Hebreos 5, 7-9; Sal 30, 2-3a. 3b-4. 5-6. 15-16. 20; san Juan 19, 25-27

Me imagino que algunos, y sobre todo algunas, lectores y lectoras de estos comentarios, habrá tenido la experiencia de estar con una madre a la que se le ha muerto un hijo joven, incluso un niño. En mi vida me ha ocurrido unas cuantas veces, algunas muy cercanas y otras menos cercanas (en esos casos no hay nadie lejano). En esos momentos te das cuenta que cualquier palabra es inútil, innecesaria, superflua y que sonaría como estúpida. Basta una mirada, un abrazo, un beso y ya está dicho todo.

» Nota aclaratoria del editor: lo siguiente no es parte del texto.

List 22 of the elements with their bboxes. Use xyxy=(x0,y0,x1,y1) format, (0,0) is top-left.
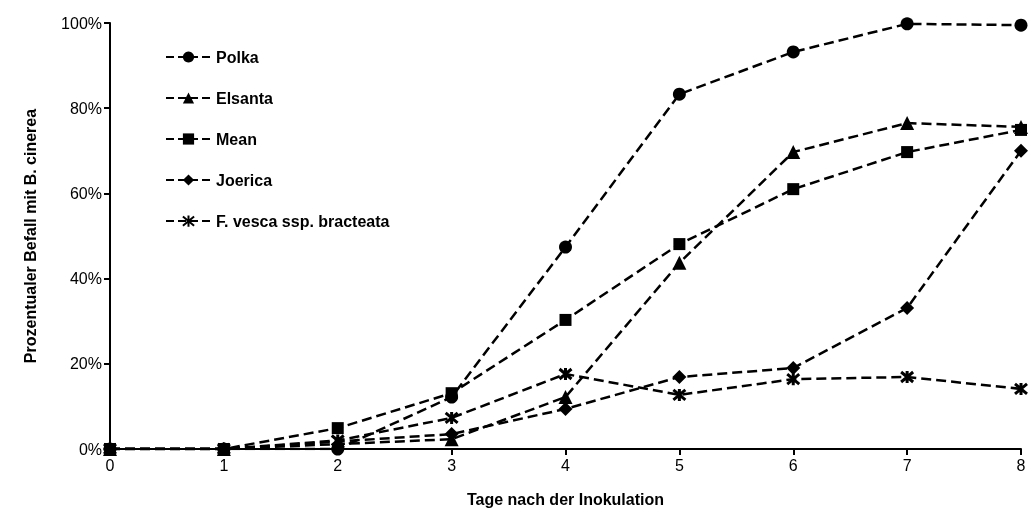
x-tick-label: 0 xyxy=(105,456,115,474)
legend-label: Joerica xyxy=(216,171,273,189)
x-tick-label: 8 xyxy=(1016,456,1026,474)
x-tick-label: 6 xyxy=(788,456,798,474)
y-tick-label: 0% xyxy=(78,440,102,458)
y-tick-label: 100% xyxy=(61,14,102,32)
y-tick-label: 40% xyxy=(69,270,102,288)
legend-label: F. vesca ssp. bracteata xyxy=(216,212,390,230)
legend-label: Mean xyxy=(216,130,257,148)
legend-label: Polka xyxy=(216,48,259,66)
x-axis-title: Tage nach der Inokulation xyxy=(466,490,665,508)
y-axis-title: Prozentualer Befall mit B. cinerea xyxy=(21,108,39,364)
y-tick-label: 80% xyxy=(69,99,102,117)
x-tick-label: 1 xyxy=(219,456,229,474)
x-tick-label: 2 xyxy=(333,456,343,474)
y-tick-label: 60% xyxy=(69,184,102,202)
legend-label: Elsanta xyxy=(216,89,274,107)
x-tick-label: 5 xyxy=(674,456,684,474)
x-tick-label: 4 xyxy=(561,456,571,474)
x-tick-label: 7 xyxy=(902,456,912,474)
x-tick-label: 3 xyxy=(447,456,457,474)
y-tick-label: 20% xyxy=(69,355,102,373)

Luego se levanta el alma en oración y sabes que estás unido íntimamente a esa familia.

“En aquel tiempo, junto a la cruz de Jesús estaban su madre, la hermana de su madre, María, la de Cleofás, y María, la Magdalena. Jesús, al ver a su madre y cerca al discípulo que tanto quería …” Hoy es Nuestra Señora la Virgen de los Dolores. Contemplamos a María al píe de la cruz. Nuestras palabras sobran, ¿qué podremos decirle a la Madre que está viendo morir y sufrir a su Hijo, y es por tu culpa y por la mía? Sólo nos queda mirarla y aprender. El único que puede hablar es su Hijo y nosotros aprender de Él.

¿Cómo miraría Cristo a su madre? ¿Cómo miraría la Virgen a Jesús? Nosotros nos podemos quedar en el sufrimiento, en la pérdida, en el desconsuelo. María va más allá. Dentro del dolor y las lágrimas descubre el plan de Dios, su misericordia, la victoria de la cruz. Se acordaría de las palabras oídas más de treinta años atrás: “y a ti una espada te traspasará el alma,” pero las uniría a las otras: “Luz para alumbrar a las naciones, y gloria de su pueblo.” Ahora la luz estaba puesta en el candelero, mientras el mundo se sumía en las tinieblas, “les brilló una gran luz.” Luz que sólo descubrían Jesús y su madre, tal vez San Juan lo intuía, pero que ya había roto la oscuridad del pecado.

Los “gritos y las lágrimas,” las “oraciones y súplicas” de un Hijo y su Madre, habían abierto el corazón de Dios Padre, que derramó el Espíritu de su misericordia sobre el mundo entero. La madre mira al Hijo, y el Hijo a la madre, y en esa mirada estamos todos nosotros: muertos al pecado y nacidos para la gracia.

Por eso la Virgen no se queda en el dolor. Sufre como ninguna criatura ha sufrido nunca, conoce la profundidad del daño que el mundo hace a su creador. Pero no se queda en el dolor, no es ese el final de su camino. En la cruz está la salvación del mundo, la puerta de la resurrección. Y junto a la cruz está María. Con ella, de su mano, jamás nos quedaremos estancados en el dolor o en la desesperación, llegaremos a Dios Padre.

Contemplemos hoy la mirada de Cristo y de María, y contémplate en esa mirada, verás como cambias de vida.